After making only 10 runs in his previous three innings in the series, Williamson showed why he is New Zealand’s best batsman when the chips are down. The match was in the balance at the start of the day: New Zealand was 202/3, still 24 runs behind England who just had taken the second new ball.
Williamson and Nicholls (29) erased the deficit by the ninth over and saw off the new ball in a partnership of 55 for the fourth wicket.
Daryl Mitchell came in after Nicholls, when Williamson was 34, and rushed past Williamson to a half century from 52 balls. Williamson reached his own half century soon after from 148 deliveries and in just over four hours, reflecting the extent of his patience and application.

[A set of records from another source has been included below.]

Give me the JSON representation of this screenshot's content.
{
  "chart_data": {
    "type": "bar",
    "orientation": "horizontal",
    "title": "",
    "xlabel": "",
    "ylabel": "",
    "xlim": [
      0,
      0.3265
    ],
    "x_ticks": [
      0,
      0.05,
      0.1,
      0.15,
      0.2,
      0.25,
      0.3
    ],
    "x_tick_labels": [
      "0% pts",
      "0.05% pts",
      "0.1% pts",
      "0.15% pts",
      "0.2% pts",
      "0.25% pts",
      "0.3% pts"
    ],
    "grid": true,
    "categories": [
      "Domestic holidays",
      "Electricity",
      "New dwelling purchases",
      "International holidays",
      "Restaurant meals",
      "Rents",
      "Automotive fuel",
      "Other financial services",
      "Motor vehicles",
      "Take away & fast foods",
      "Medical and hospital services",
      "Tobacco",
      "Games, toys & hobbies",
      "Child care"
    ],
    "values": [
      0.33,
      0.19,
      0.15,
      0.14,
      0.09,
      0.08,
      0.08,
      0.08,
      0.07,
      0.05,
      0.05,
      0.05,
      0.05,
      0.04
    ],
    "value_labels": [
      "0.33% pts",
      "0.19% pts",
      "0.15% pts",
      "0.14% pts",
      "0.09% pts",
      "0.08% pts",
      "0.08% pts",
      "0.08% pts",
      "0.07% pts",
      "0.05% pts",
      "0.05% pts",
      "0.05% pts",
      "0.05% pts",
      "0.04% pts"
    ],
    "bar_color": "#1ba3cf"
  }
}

Mitchell was out for 54 in a 75-run partnership with Williamson, at the end of which New Zealand’s lead was 71. Them came Tom Blundell, the first Test century-maker, who provided Williamson with the extended support he needed to gradually improve New Zealand’s position.
Williamson had batted for 7-1/2 hours when England, having explored every reasonable means of removing him, gave Harry Brook his first bowl in Test cricket. Brook’s bowling style officially is described as right-arm medium. In reality it might be called dribbly medium pace.
But it was Brook who finally ended Williamson’s innings and claimed a first Test wicket, which will give him bragging rights for years to come.
The decisive ball was gentle and unthreatening, pitching short and heading down leg side. Williamson closed up his guard to glance behind square and the ball glanced across the bat en route to wicketkeeper Ben Foakes.
England’s appeal for the catch behind was rejected. The tourists reviewed the call, and the replay showed the faintest of edges, as England erupted in celebration.
When Williamson was out, New Zealand’s resistance was broken and the end came quickly. Michael Bracewell paid the price for casual running between wickets and Jack Leach dismissed Tim Southee and Matt Henry in the same over.
Leach also ended Blundell’s four-hour innings but by that stage, including the first innings, England had been in the field for more than 215 overs.